The treaty, set to be announced at a summit in London on Thursday, will "complete the Le Touquet accord", Macron's office said in reference to a 2003 deal that effectively put Britain's border in northern France.
The details are "still being finalised", the French presidency said, but the treaty will include measures on how to manage unaccompanied minors, and Britain will make a "major" financial contribution.
The original text, which came into force in February 2004, implemented joint controls at coastal ports in both countries as Britain, which is not part of Europe's Schengen visa-free zone, looked to bolster efforts to keep migrants out.
Later accords led to Britain financing some of the controls and security operations in Calais, just across the English Channel from its own port in Dover.

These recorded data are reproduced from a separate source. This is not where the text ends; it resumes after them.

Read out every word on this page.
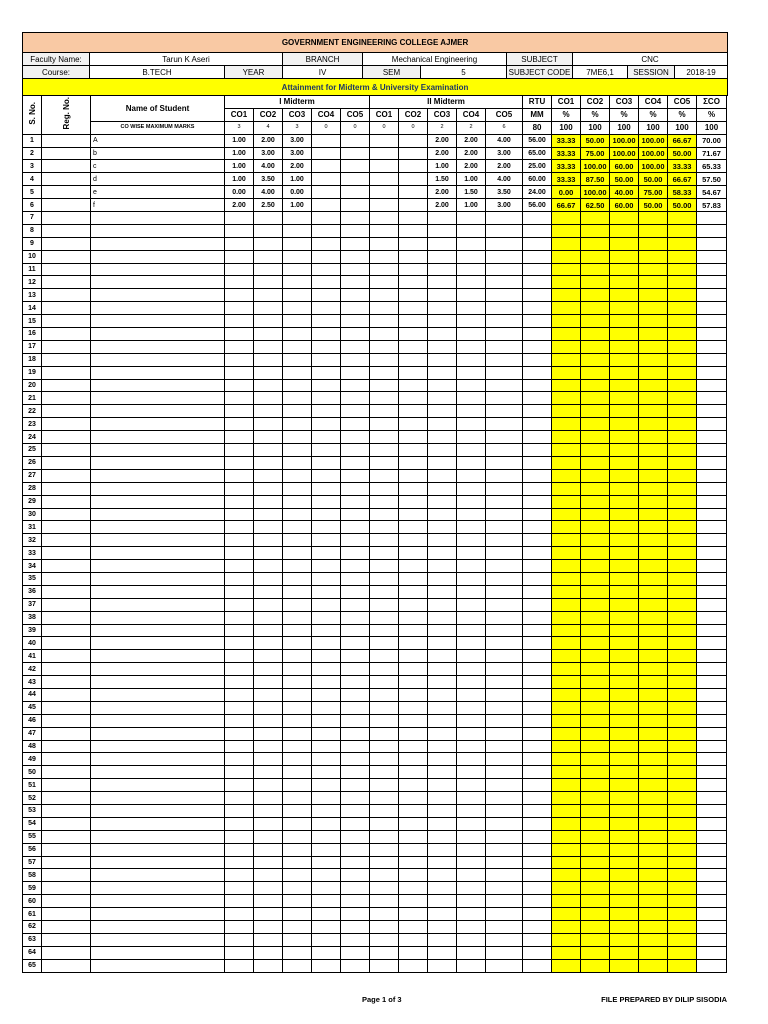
GOVERNMENT ENGINEERING COLLEGE AJMER									
Faculty Name:	Tarun K Aseri		BRANCH	Mechanical Engineering		SUBJECT	CNC		
Course:	B.TECH	YEAR	IV	SEM	5	SUBJECT CODE	7ME6,1	SESSION	2018-19
Attainment for Midterm & University Examination									
S. No.	Reg. No.	Name of Student	I Midterm					II Midterm					RTU	CO1	CO2	CO3	CO4	CO5	ΣCO
			CO1	CO2	CO3	CO4	CO5	CO1	CO2	CO3	CO4	CO5	MM	%	%	%	%	%	%
		CO WISE MAXIMUM MARKS	3	4	3	0	0	0	0	2	2	6	80	100	100	100	100	100	100
1		A	1.00	2.00	3.00					2.00	2.00	4.00	56.00	33.33	50.00	100.00	100.00	66.67	70.00
2		b	1.00	3.00	3.00					2.00	2.00	3.00	65.00	33.33	75.00	100.00	100.00	50.00	71.67
3		c	1.00	4.00	2.00					1.00	2.00	2.00	25.00	33.33	100.00	60.00	100.00	33.33	65.33
4		d	1.00	3.50	1.00					1.50	1.00	4.00	60.00	33.33	87.50	50.00	50.00	66.67	57.50
5		e	0.00	4.00	0.00					2.00	1.50	3.50	24.00	0.00	100.00	40.00	75.00	58.33	54.67
6		f	2.00	2.50	1.00					2.00	1.00	3.00	56.00	66.67	62.50	60.00	50.00	50.00	57.83
7																			
8																			
9																			
10																			
11																			
12																			
13																			
14																			
15																			
16																			
17																			
18																			
19																			
20																			
21																			
22																			
23																			
24																			
25																			
26																			
27																			
28																			
29																			
30																			
31																			
32																			
33																			
34																			
35																			
36																			
37																			
38																			
39																			
40																			
41																			
42																			
43																			
44																			
45																			
46																			
47																			
48																			
49																			
50																			
51																			
52																			
53																			
54																			
55																			
56																			
57																			
58																			
59																			
60																			
61																			
62																			
63																			
64																			
65																			
Page 1 of 3	FILE PREPARED BY DILIP SISODIA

Calais has long been a sore point in French-British relations, and Macron on Wednesday called for better cooperation in managing the border with Britain ahead of his first trip to London as president.
Migrants hoping to stow away on trucks bound for Britain have long been drawn to France's northern coast, with the squalid "Jungle" camp near Calais once housing some 10,000 people before it was bulldozed by the government in late 2016.
Hundreds of migrants remain in the area, with police routinely breaking up makeshift camps of people hoping to head to Britain, a favoured destination for Afghans and east Africans.
French officials argue the Le Touquet deal has worsened Europe's migrant crisis by creating a huge backflow of migrants in the area, lured by a belief that it is easier to secure asylum and work permits in Britain.
A French human rights commission in 2015 said the accord had made France the "police branch" of Britain's immigration policies.
Macron made a renegotiation of the Le Touquet deal one of his campaign pledges, and Interior Minister Gerard Collomb signalled Tuesday that Paris would ask Britain to take in more refugees from northern France and increase its funding.
"It's in their interests that things go well," Collomb said.
In November, Collomb said there were about 300,000 undocumented migrants in France, and the government registered a record 100,000 asylum claims last year.